Wilfried N’Sondé

“Ombre d’espoir”, une mise en scène du contraste

Dans une pièce théâtrale, l’usage du contraste évite de livrer des réponses toute faites au public. Dani Kouyaté, metteur en scène de la pièce Ombre d’espoir, présenté samedi 3 novembre à l’Atelier théâtre burkinabè (ATB), dans le cadre des 7e Récréâtrales, privilégie ce style.

Le metteur en scène Dani Kouyaté.

Ombre d’espoir. Le titre en lui-même est un paradoxe: une ombre peut-elle être porteuse d’espoir? La couleur de l’espoir n’est-elle pas, le plus souvent, le vert ou le blanc? L’ombre suggère le noir, qu’on n’associe pas à l’espoir. Dani Kouyaté, le metteur en scène de cette pièce écrite par le Congolais Wilfried N’Sondé, le sait du reste fort bien et semble vouloir choquer ou attirer l’attention du spectateur par sa prédilection pour le contraste. D’entrée de jeu, le décor laisse percevoir deux choses contraires: la lumière projetée dans un anneau et l’obscurité qui règne autour de cet anneau.
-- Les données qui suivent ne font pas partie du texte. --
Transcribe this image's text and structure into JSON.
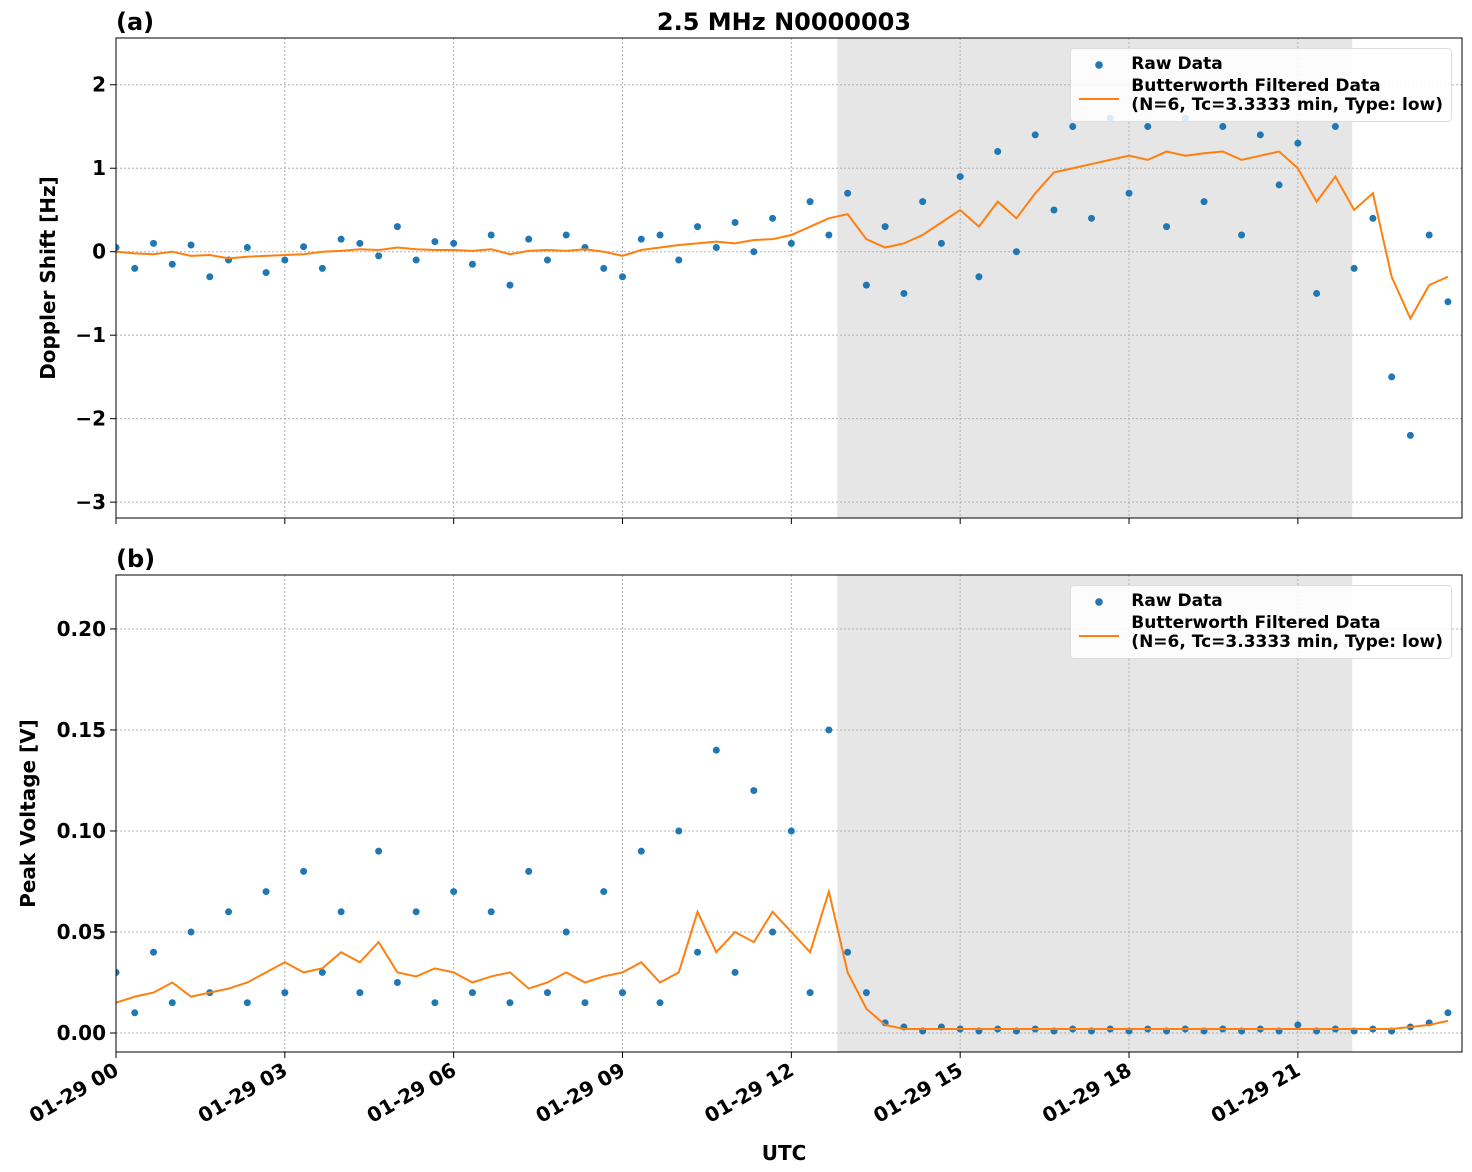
{
  "chart_data": [
    {
      "type": "scatter-line",
      "title": "2.5 MHz N0000003",
      "panel_label": "(a)",
      "ylabel": "Doppler Shift [Hz]",
      "xlim": [
        "01-29 00:00",
        "01-29 23:55"
      ],
      "xticks": [
        "01-29 00",
        "01-29 03",
        "01-29 06",
        "01-29 09",
        "01-29 12",
        "01-29 15",
        "01-29 18",
        "01-29 21"
      ],
      "show_xtick_labels": false,
      "ylim": [
        -3.19,
        2.56
      ],
      "yticks": [
        {
          "value": -3,
          "label": "−3"
        },
        {
          "value": -2,
          "label": "−2"
        },
        {
          "value": -1,
          "label": "−1"
        },
        0,
        1,
        2
      ],
      "grid": true,
      "legend": "upper right",
      "shaded_span": [
        "01-29 12:49",
        "01-29 21:58"
      ],
      "shade_color": "#e6e6e6",
      "x": [
        "01-29 00:00",
        "01-29 00:20",
        "01-29 00:40",
        "01-29 01:00",
        "01-29 01:20",
        "01-29 01:40",
        "01-29 02:00",
        "01-29 02:20",
        "01-29 02:40",
        "01-29 03:00",
        "01-29 03:20",
        "01-29 03:40",
        "01-29 04:00",
        "01-29 04:20",
        "01-29 04:40",
        "01-29 05:00",
        "01-29 05:20",
        "01-29 05:40",
        "01-29 06:00",
        "01-29 06:20",
        "01-29 06:40",
        "01-29 07:00",
        "01-29 07:20",
        "01-29 07:40",
        "01-29 08:00",
        "01-29 08:20",
        "01-29 08:40",
        "01-29 09:00",
        "01-29 09:20",
        "01-29 09:40",
        "01-29 10:00",
        "01-29 10:20",
        "01-29 10:40",
        "01-29 11:00",
        "01-29 11:20",
        "01-29 11:40",
        "01-29 12:00",
        "01-29 12:20",
        "01-29 12:40",
        "01-29 13:00",
        "01-29 13:20",
        "01-29 13:40",
        "01-29 14:00",
        "01-29 14:20",
        "01-29 14:40",
        "01-29 15:00",
        "01-29 15:20",
        "01-29 15:40",
        "01-29 16:00",
        "01-29 16:20",
        "01-29 16:40",
        "01-29 17:00",
        "01-29 17:20",
        "01-29 17:40",
        "01-29 18:00",
        "01-29 18:20",
        "01-29 18:40",
        "01-29 19:00",
        "01-29 19:20",
        "01-29 19:40",
        "01-29 20:00",
        "01-29 20:20",
        "01-29 20:40",
        "01-29 21:00",
        "01-29 21:20",
        "01-29 21:40",
        "01-29 22:00",
        "01-29 22:20",
        "01-29 22:40",
        "01-29 23:00",
        "01-29 23:20",
        "01-29 23:40"
      ],
      "series": [
        {
          "name": "Raw Data",
          "kind": "scatter",
          "color": "#1f77b4",
          "values": [
            0.05,
            -0.2,
            0.1,
            -0.15,
            0.08,
            -0.3,
            -0.1,
            0.05,
            -0.25,
            -0.1,
            0.06,
            -0.2,
            0.15,
            0.1,
            -0.05,
            0.3,
            -0.1,
            0.12,
            0.1,
            -0.15,
            0.2,
            -0.4,
            0.15,
            -0.1,
            0.2,
            0.05,
            -0.2,
            -0.3,
            0.15,
            0.2,
            -0.1,
            0.3,
            0.05,
            0.35,
            0.0,
            0.4,
            0.1,
            0.6,
            0.2,
            0.7,
            -0.4,
            0.3,
            -0.5,
            0.6,
            0.1,
            0.9,
            -0.3,
            1.2,
            0.0,
            1.4,
            0.5,
            1.5,
            0.4,
            1.6,
            0.7,
            1.5,
            0.3,
            1.6,
            0.6,
            1.5,
            0.2,
            1.4,
            0.8,
            1.3,
            -0.5,
            1.5,
            -0.2,
            0.4,
            -1.5,
            -2.2,
            0.2,
            -0.6
          ]
        },
        {
          "name": "Butterworth Filtered Data\n(N=6, Tc=3.3333 min, Type: low)",
          "kind": "line",
          "color": "#ff7f0e",
          "values": [
            0,
            -0.02,
            -0.03,
            0,
            -0.05,
            -0.04,
            -0.08,
            -0.06,
            -0.05,
            -0.04,
            -0.03,
            0,
            0.01,
            0.03,
            0.02,
            0.05,
            0.03,
            0.02,
            0.02,
            0.01,
            0.03,
            -0.03,
            0.01,
            0.02,
            0.01,
            0.03,
            0,
            -0.05,
            0.02,
            0.05,
            0.08,
            0.1,
            0.12,
            0.1,
            0.14,
            0.15,
            0.2,
            0.3,
            0.4,
            0.45,
            0.15,
            0.05,
            0.1,
            0.2,
            0.35,
            0.5,
            0.3,
            0.6,
            0.4,
            0.7,
            0.95,
            1.0,
            1.05,
            1.1,
            1.15,
            1.1,
            1.2,
            1.15,
            1.18,
            1.2,
            1.1,
            1.15,
            1.2,
            1.0,
            0.6,
            0.9,
            0.5,
            0.7,
            -0.3,
            -0.8,
            -0.4,
            -0.3
          ]
        }
      ]
    },
    {
      "type": "scatter-line",
      "panel_label": "(b)",
      "ylabel": "Peak Voltage [V]",
      "xlabel": "UTC",
      "xlim": [
        "01-29 00:00",
        "01-29 23:55"
      ],
      "xticks": [
        "01-29 00",
        "01-29 03",
        "01-29 06",
        "01-29 09",
        "01-29 12",
        "01-29 15",
        "01-29 18",
        "01-29 21"
      ],
      "show_xtick_labels": true,
      "ylim": [
        -0.0094,
        0.2267
      ],
      "yticks": [
        {
          "value": 0,
          "label": "0.00"
        },
        {
          "value": 0.05,
          "label": "0.05"
        },
        {
          "value": 0.1,
          "label": "0.10"
        },
        {
          "value": 0.15,
          "label": "0.15"
        },
        {
          "value": 0.2,
          "label": "0.20"
        }
      ],
      "grid": true,
      "legend": "upper right",
      "shaded_span": [
        "01-29 12:49",
        "01-29 21:58"
      ],
      "shade_color": "#e6e6e6",
      "x": [
        "01-29 00:00",
        "01-29 00:20",
        "01-29 00:40",
        "01-29 01:00",
        "01-29 01:20",
        "01-29 01:40",
        "01-29 02:00",
        "01-29 02:20",
        "01-29 02:40",
        "01-29 03:00",
        "01-29 03:20",
        "01-29 03:40",
        "01-29 04:00",
        "01-29 04:20",
        "01-29 04:40",
        "01-29 05:00",
        "01-29 05:20",
        "01-29 05:40",
        "01-29 06:00",
        "01-29 06:20",
        "01-29 06:40",
        "01-29 07:00",
        "01-29 07:20",
        "01-29 07:40",
        "01-29 08:00",
        "01-29 08:20",
        "01-29 08:40",
        "01-29 09:00",
        "01-29 09:20",
        "01-29 09:40",
        "01-29 10:00",
        "01-29 10:20",
        "01-29 10:40",
        "01-29 11:00",
        "01-29 11:20",
        "01-29 11:40",
        "01-29 12:00",
        "01-29 12:20",
        "01-29 12:40",
        "01-29 13:00",
        "01-29 13:20",
        "01-29 13:40",
        "01-29 14:00",
        "01-29 14:20",
        "01-29 14:40",
        "01-29 15:00",
        "01-29 15:20",
        "01-29 15:40",
        "01-29 16:00",
        "01-29 16:20",
        "01-29 16:40",
        "01-29 17:00",
        "01-29 17:20",
        "01-29 17:40",
        "01-29 18:00",
        "01-29 18:20",
        "01-29 18:40",
        "01-29 19:00",
        "01-29 19:20",
        "01-29 19:40",
        "01-29 20:00",
        "01-29 20:20",
        "01-29 20:40",
        "01-29 21:00",
        "01-29 21:20",
        "01-29 21:40",
        "01-29 22:00",
        "01-29 22:20",
        "01-29 22:40",
        "01-29 23:00",
        "01-29 23:20",
        "01-29 23:40"
      ],
      "series": [
        {
          "name": "Raw Data",
          "kind": "scatter",
          "color": "#1f77b4",
          "values": [
            0.03,
            0.01,
            0.04,
            0.015,
            0.05,
            0.02,
            0.06,
            0.015,
            0.07,
            0.02,
            0.08,
            0.03,
            0.06,
            0.02,
            0.09,
            0.025,
            0.06,
            0.015,
            0.07,
            0.02,
            0.06,
            0.015,
            0.08,
            0.02,
            0.05,
            0.015,
            0.07,
            0.02,
            0.09,
            0.015,
            0.1,
            0.04,
            0.14,
            0.03,
            0.12,
            0.05,
            0.1,
            0.02,
            0.15,
            0.04,
            0.02,
            0.005,
            0.003,
            0.001,
            0.003,
            0.002,
            0.001,
            0.002,
            0.001,
            0.002,
            0.001,
            0.002,
            0.001,
            0.002,
            0.001,
            0.002,
            0.001,
            0.002,
            0.001,
            0.002,
            0.001,
            0.002,
            0.001,
            0.004,
            0.001,
            0.002,
            0.001,
            0.002,
            0.001,
            0.003,
            0.005,
            0.01
          ]
        },
        {
          "name": "Butterworth Filtered Data\n(N=6, Tc=3.3333 min, Type: low)",
          "kind": "line",
          "color": "#ff7f0e",
          "values": [
            0.015,
            0.018,
            0.02,
            0.025,
            0.018,
            0.02,
            0.022,
            0.025,
            0.03,
            0.035,
            0.03,
            0.032,
            0.04,
            0.035,
            0.045,
            0.03,
            0.028,
            0.032,
            0.03,
            0.025,
            0.028,
            0.03,
            0.022,
            0.025,
            0.03,
            0.025,
            0.028,
            0.03,
            0.035,
            0.025,
            0.03,
            0.06,
            0.04,
            0.05,
            0.045,
            0.06,
            0.05,
            0.04,
            0.07,
            0.03,
            0.012,
            0.004,
            0.002,
            0.002,
            0.002,
            0.002,
            0.002,
            0.002,
            0.002,
            0.002,
            0.002,
            0.002,
            0.002,
            0.002,
            0.002,
            0.002,
            0.002,
            0.002,
            0.002,
            0.002,
            0.002,
            0.002,
            0.002,
            0.002,
            0.002,
            0.002,
            0.002,
            0.002,
            0.002,
            0.003,
            0.004,
            0.006
          ]
        }
      ]
    }
  ]
}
La première scène s’ouvre sur un couple mixte, celui de Moussa, ingénieur africain, et de Brigitte, l’Allemande, qui filent en Europe le parfait amour. Pas pour longtemps: le bonheur n’est jamais éternel. Le contraste apparaît avec l’arrivée de Fatou, la sœur de Moussa. Elle est tout le contraire de son grand frère: sans mari, sans domicile fixe, sans papiers, elle est loin d’être heureuse. Fatou a peur. Peur d’être chassée. “Si je retourne en l’état en Afrique, quelle honte pour moi! lance-t-elle à son frère. Mes amis, mes propres parents se moqueront de moi car je n’aurai rien à ramener au pays.” Il faut trouver une solution. Mais laquelle? Nouvel élément de contraste: devant son épouse allemande, effarée, Moussa envisage d’épouser sa sœur Fatou pour lui épargner un rapatriement.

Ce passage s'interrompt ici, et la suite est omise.